I didn’t just grow flowering perennials on my deck this summer, though. Also, I grew a variety of produce, including tomatoes, cucumbers, herbs, squash and for the first time, sweet potatoes.

I have a large self-watering planter I’ve used for several years to grow tomatoes on my deck. It’s about 91x35x40 centimeters (36x14x16 inches) with a reservoir that holds about 8 liters (2 gallons) of water. 

The reservoir has an overflow release, so if we get heavy rain, the planter won’t get water-logged. It’s the perfect size to grow two or three tomato plants. I like to use it for tomatoes because, with the reservoir, there’s less chance of them drying out between waterings. 

It’s important to keep tomatoes evenly moist to avoid blossom end rot and split fruit. This year, I planted it with two tomatoes and a cucumber plant. 

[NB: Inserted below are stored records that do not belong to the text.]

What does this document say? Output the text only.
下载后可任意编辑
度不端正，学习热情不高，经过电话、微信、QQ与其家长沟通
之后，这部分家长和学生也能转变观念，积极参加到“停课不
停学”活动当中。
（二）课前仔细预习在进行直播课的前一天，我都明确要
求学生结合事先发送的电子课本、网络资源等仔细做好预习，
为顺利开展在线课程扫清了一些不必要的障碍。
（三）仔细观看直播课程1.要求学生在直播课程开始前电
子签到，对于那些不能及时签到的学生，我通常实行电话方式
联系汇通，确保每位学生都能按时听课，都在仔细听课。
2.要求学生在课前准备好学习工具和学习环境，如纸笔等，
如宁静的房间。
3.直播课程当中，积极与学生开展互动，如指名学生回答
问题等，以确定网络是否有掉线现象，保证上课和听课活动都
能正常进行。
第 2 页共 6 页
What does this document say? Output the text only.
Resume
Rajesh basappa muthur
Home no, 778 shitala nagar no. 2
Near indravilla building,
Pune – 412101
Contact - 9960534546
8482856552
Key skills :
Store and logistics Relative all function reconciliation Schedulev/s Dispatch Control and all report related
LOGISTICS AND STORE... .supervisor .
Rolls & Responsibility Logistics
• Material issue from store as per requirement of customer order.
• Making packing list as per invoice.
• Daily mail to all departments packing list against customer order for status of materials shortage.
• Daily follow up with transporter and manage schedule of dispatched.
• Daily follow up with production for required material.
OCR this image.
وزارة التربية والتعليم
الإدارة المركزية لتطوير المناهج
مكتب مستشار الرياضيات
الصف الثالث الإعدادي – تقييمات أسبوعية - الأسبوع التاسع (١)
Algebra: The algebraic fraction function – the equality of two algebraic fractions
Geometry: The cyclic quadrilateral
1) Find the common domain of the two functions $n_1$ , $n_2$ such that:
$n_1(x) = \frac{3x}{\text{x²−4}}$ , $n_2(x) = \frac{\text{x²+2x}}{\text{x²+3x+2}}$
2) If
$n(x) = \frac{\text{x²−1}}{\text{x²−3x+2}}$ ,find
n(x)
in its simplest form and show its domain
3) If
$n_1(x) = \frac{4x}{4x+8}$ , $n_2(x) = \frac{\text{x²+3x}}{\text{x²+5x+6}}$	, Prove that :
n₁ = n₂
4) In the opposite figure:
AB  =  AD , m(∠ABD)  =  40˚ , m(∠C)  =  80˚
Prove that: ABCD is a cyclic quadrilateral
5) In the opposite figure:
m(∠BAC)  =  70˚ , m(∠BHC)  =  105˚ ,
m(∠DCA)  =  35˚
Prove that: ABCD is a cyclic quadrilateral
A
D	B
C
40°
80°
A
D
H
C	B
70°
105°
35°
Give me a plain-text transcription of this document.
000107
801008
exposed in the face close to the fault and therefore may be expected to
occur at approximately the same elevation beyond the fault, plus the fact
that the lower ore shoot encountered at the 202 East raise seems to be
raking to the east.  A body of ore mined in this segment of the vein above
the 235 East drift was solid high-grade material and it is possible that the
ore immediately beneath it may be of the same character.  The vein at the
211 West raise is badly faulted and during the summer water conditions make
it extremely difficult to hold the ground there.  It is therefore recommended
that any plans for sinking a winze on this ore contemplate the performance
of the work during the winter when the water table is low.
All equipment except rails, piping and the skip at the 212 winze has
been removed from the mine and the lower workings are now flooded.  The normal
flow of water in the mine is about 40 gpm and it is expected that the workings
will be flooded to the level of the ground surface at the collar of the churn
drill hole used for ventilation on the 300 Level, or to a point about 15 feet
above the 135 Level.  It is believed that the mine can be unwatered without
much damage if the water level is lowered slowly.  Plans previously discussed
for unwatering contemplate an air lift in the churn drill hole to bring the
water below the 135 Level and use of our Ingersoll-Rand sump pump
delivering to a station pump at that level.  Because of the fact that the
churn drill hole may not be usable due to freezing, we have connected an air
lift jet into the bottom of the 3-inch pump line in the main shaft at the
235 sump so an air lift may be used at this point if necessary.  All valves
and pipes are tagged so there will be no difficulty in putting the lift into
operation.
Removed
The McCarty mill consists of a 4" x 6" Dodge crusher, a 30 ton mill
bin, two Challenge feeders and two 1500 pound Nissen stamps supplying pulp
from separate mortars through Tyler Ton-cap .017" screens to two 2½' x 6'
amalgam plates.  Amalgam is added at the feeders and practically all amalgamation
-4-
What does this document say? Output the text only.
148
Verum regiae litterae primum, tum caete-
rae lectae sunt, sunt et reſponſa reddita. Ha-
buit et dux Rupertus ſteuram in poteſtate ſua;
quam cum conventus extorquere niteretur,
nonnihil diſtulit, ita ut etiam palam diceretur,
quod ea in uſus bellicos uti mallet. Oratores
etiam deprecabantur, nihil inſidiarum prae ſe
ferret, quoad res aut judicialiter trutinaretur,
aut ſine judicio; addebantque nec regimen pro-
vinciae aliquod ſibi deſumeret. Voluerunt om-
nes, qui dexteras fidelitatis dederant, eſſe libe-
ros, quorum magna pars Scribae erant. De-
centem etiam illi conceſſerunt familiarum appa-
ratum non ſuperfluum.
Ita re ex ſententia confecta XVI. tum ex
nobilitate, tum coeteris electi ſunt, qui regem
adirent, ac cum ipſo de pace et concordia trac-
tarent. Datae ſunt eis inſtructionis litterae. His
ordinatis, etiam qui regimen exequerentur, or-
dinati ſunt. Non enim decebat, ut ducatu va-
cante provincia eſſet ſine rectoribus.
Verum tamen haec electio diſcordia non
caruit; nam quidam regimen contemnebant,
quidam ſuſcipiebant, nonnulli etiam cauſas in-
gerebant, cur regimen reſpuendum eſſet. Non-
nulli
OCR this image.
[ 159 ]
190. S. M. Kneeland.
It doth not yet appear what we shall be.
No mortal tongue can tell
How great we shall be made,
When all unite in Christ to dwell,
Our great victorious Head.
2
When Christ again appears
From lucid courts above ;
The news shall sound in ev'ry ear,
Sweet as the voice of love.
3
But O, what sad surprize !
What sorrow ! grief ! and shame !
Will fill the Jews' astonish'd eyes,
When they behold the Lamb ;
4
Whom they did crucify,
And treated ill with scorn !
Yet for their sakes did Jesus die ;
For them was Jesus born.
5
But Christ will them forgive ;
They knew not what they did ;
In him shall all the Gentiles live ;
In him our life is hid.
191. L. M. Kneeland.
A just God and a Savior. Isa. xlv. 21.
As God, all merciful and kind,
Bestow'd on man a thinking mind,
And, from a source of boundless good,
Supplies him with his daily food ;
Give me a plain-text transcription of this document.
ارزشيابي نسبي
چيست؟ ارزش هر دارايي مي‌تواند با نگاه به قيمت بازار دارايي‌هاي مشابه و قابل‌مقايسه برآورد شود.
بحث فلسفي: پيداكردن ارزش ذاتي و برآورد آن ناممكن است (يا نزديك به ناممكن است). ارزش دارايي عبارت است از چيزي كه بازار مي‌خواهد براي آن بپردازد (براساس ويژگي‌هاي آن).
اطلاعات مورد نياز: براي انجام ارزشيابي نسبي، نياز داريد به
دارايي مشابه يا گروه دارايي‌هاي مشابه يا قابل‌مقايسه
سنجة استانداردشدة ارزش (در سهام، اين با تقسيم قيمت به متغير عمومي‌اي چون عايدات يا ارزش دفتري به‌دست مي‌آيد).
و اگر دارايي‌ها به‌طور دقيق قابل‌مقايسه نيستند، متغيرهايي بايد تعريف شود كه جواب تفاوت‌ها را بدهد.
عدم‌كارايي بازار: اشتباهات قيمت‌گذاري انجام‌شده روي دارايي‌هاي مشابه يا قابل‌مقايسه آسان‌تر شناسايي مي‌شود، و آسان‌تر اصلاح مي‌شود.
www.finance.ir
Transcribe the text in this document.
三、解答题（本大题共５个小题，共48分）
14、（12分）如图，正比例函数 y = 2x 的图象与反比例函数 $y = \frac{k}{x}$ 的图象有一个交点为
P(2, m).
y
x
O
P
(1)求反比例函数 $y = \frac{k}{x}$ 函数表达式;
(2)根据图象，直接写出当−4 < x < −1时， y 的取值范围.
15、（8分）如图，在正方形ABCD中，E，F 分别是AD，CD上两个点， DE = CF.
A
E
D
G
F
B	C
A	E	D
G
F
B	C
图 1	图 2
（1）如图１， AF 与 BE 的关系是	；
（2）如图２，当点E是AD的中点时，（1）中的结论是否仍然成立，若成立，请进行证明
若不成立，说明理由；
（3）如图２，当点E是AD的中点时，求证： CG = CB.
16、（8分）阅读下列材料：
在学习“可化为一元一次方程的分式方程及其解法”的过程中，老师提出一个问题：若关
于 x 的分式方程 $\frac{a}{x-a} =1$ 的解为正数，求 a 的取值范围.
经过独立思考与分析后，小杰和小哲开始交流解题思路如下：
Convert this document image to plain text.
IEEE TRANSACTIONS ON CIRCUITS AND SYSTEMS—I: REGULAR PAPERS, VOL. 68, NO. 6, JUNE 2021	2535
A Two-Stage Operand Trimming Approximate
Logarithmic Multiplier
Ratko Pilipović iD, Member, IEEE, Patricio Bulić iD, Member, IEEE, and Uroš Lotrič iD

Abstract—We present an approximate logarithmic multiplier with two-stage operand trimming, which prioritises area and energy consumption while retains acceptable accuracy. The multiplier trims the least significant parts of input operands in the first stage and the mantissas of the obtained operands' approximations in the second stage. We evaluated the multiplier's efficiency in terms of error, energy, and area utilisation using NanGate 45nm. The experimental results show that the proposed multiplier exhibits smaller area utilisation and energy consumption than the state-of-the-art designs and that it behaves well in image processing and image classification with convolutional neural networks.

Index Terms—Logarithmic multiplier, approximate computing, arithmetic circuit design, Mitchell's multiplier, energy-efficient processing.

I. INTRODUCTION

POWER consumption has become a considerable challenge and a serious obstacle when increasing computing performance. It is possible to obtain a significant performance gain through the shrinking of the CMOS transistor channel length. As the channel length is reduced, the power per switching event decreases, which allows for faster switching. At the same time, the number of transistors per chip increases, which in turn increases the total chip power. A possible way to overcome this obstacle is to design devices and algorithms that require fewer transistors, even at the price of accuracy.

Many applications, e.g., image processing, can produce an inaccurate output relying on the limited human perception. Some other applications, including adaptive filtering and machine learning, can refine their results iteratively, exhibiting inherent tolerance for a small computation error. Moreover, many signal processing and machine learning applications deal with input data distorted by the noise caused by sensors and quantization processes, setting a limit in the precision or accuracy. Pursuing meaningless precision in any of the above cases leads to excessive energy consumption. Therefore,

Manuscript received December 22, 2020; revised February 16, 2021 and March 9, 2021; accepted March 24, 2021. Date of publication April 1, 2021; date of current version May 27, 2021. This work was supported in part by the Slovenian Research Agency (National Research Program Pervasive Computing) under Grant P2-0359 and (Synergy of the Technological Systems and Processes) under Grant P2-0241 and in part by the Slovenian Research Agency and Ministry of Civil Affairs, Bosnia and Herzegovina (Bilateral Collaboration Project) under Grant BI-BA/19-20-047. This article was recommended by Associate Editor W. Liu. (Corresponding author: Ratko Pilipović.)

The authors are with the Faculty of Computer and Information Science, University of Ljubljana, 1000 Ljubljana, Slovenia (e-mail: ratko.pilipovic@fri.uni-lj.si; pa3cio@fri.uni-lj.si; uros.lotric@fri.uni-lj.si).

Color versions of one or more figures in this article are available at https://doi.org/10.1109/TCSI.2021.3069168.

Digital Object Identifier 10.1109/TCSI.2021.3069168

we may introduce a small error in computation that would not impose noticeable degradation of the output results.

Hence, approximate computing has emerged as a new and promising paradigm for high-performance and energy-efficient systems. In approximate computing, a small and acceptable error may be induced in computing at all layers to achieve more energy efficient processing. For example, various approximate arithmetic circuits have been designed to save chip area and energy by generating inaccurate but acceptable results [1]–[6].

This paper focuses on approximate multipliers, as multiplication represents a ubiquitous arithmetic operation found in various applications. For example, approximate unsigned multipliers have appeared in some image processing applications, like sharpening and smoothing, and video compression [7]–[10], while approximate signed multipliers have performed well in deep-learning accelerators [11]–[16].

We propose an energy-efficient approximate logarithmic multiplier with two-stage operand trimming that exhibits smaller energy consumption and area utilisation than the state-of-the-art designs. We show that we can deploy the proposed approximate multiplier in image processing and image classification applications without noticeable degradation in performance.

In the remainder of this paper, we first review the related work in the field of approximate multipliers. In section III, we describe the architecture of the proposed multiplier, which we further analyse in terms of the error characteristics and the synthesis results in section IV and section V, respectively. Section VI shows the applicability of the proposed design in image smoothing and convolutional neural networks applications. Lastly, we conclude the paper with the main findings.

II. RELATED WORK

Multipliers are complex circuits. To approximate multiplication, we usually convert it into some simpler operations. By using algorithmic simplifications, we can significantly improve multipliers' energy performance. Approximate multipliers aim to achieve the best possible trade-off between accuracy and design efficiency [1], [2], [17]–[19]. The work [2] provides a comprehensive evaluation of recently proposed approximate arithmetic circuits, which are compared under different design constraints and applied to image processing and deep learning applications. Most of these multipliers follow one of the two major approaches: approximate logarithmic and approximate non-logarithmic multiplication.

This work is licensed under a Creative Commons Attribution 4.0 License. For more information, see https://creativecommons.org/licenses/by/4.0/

I also had three other pots of tomatoes, plus two more cucumber plants. The cucumbers I decided to try this year were a smaller variety called Pick a Bushel. It was described as a high-producing bush-type plant (good choice for container gardening) good for pickling if picked early or eating when about 15 centimeters 6 inches). 

I was harvesting tasty salad cucumbers most of the summer.

This year, I also decided to try growing sweet potatoes in a container. They’re a little more finicky to grow and harvest, but I wanted to try anyway. 

I had some sweet potatoes I’d purchased from a local farm stand, so I knew they weren’t treated with anything and were also locally grown, so they’d be adapted to local conditions. 

In February, I took a couple of the finger-sized ones, laid them in a shallow pot of damp soil on top of my fridge, and waited. Eventually, after several weeks, I actually managed to get three or four slips growing. 

I put the pot on a sunny windowsill, and when the slips were 10 centimeters (4 inches) or so, I cut them and put them in water to root. Once they had, I planted each one in a 10-centimeter (4-inch) pot of soil until I was ready to plant them outside. 

I planted one in each of two 40-centimeter (16-inch) pots on my deck and a couple in my sister’s garden. The ones on my deck grew long, healthy-looking vines all summer. I left them for as long as possible before the first expected frosts in the fall. 

Finally, I dumped out the pots and harvested a handful of sweet potatoes from each one. I put them on newspaper in a shallow cardboard box and put them back on top of my fridge to cure for several weeks. They need this curing time to form a hardened skin so they’ll store better. 

I ate my first one a couple of weeks ago. A sweet potato never tasted so good!

Next year, I’ll definitely grow tomatoes and those same cucumbers again. 

Not sure about growing sweet potatoes again; they’re a lot of fussy indoor stages to start with. 

One thing I’ll need to do is improve the fencing around the deck to keep deer from getting at anything again. They didn’t kill my rose bush, but it was certainly set back and didn’t flower again after the deer stripped it. I’ll also need to think about how to protect all the containers for winter if I don’t want to bring them all inside again.